I have edited the boundary shapefile to include the adm_id.
The production is in tons, yield in mt/ha, planted area in hectares.
The derived yield statistics are calculated from the yield original data -- can be excluded
The missing values/NA mean that there are no recorded values. One possible reason - that maize production was marginal in that area and in that year hence CMDT may not have wanted to spend money collecting data for that crop. PS: for production and planted areas, we only have data from 1974-1999. So we'll have no values from 2000 - 2017.

janet6868 commented 1 month ago

@krsnapaudel I have included my comments above.

janet6868 commented 1 month ago

@gnodnooh please check again, the shapefile is okay from my side. However, I have just uploaded it again to be sure.

gnodnooh commented 1 month ago

@janet6868 Thanks. Are we looking at the same folder Mali Data (Africa)? It does not show any files for me when I signed in the Google. In the incognito mode, I can see the shapefile files that has below characteristics:

Not sure what the problem is here.

janet6868 commented 1 month ago

@gnodnooh

756 represents the sectors in the one large polygon (MultiPolygon)

janet6868 commented 1 month ago

when you check the attribute table:

janet6868 commented 1 month ago

@gnodnooh please let me know if you would like me to share it as geojson.

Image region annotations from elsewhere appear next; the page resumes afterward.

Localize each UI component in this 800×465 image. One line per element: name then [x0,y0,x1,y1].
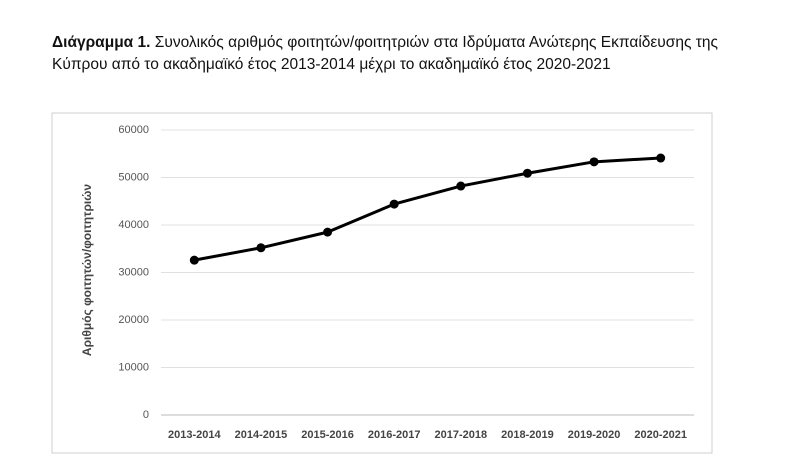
chart-frame [51,112,713,454]
y-tick-label: 40000 [118,219,149,231]
y-tick-label: 10000 [118,361,149,373]
x-tick-label: 2013-2014 [168,429,221,441]
y-tick-label: 60000 [118,124,149,136]
x-tick-label: 2014-2015 [235,429,288,441]
x-tick-label: 2016-2017 [368,429,421,441]
chart-title: Συνολικός αριθμός φοιτητών/φοιτητριών στ… [52,34,718,73]
y-tick-label: 20000 [118,314,149,326]
data-point [323,227,333,237]
y-tick-label: 0 [143,409,149,421]
x-tick-label: 2018-2019 [501,429,554,441]
y-axis-label: Αριθμός φοιτητών/φοιτητριών [80,184,94,356]
figure-label: Διάγραμμα 1. [52,34,151,51]
data-point [656,153,666,163]
y-tick-label: 30000 [118,266,149,278]
x-tick-label: 2015-2016 [301,429,354,441]
y-tick-label: 50000 [118,171,149,183]
data-point [389,199,399,209]
x-tick-label: 2020-2021 [634,429,687,441]
data-point [256,243,266,253]
x-tick-label: 2017-2018 [435,429,488,441]
data-point [522,168,532,178]
data-point [189,255,199,265]
data-point [456,181,466,191]
data-point [589,157,599,167]
caption: Διάγραμμα 1. Συνολικός αριθμός φοιτητών/… [52,32,718,76]
data-line [194,156,661,262]
x-tick-label: 2019-2020 [568,429,621,441]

gnodnooh commented 1 month ago

Thanks, @janet6868. Your comments are very helpful. My point is that we may only need a single feature or polygon (row) for each adm_id for the further process of aggregating climate data. I see that each adm_id has 28 duplicated polygons (rows). It’s not a significant issue, but it would just be a preference 👌

janet6868 commented 1 month ago

Hello @gnodnooh I'm so sorry, I understand your point now. If you look at the data, we have 28 years for each adm_id (1990-2017), making 28 rows for each adm_id. Let me know if this info helps. Thanks

gnodnooh commented 1 month ago

Hi @janet6868, If it is convenient for you, It would be beneficial to have a single feature per adm_id. This approach aligns with our separate data file and ensures consistency with other shapefiles. Thanks!

janet6868 commented 1 month ago

@gnodnooh Here is one challenge of using a single feature per adm_id. I am working with third-level administrative boundaries, where each level can contain two or more sectors. Removing duplicates could result in losing important features, as illustrated by the purple-colored features that would be dropped. To address this, I will append the sector's unique ID to the administrative ID, ensuring each of the 27 features remains unique. I will update you once this is completed.

janet6868 commented 1 month ago

@gnodnooh it's done. Kindly check it out.

gnodnooh commented 1 month ago

Looks good to me. Thanks for your work!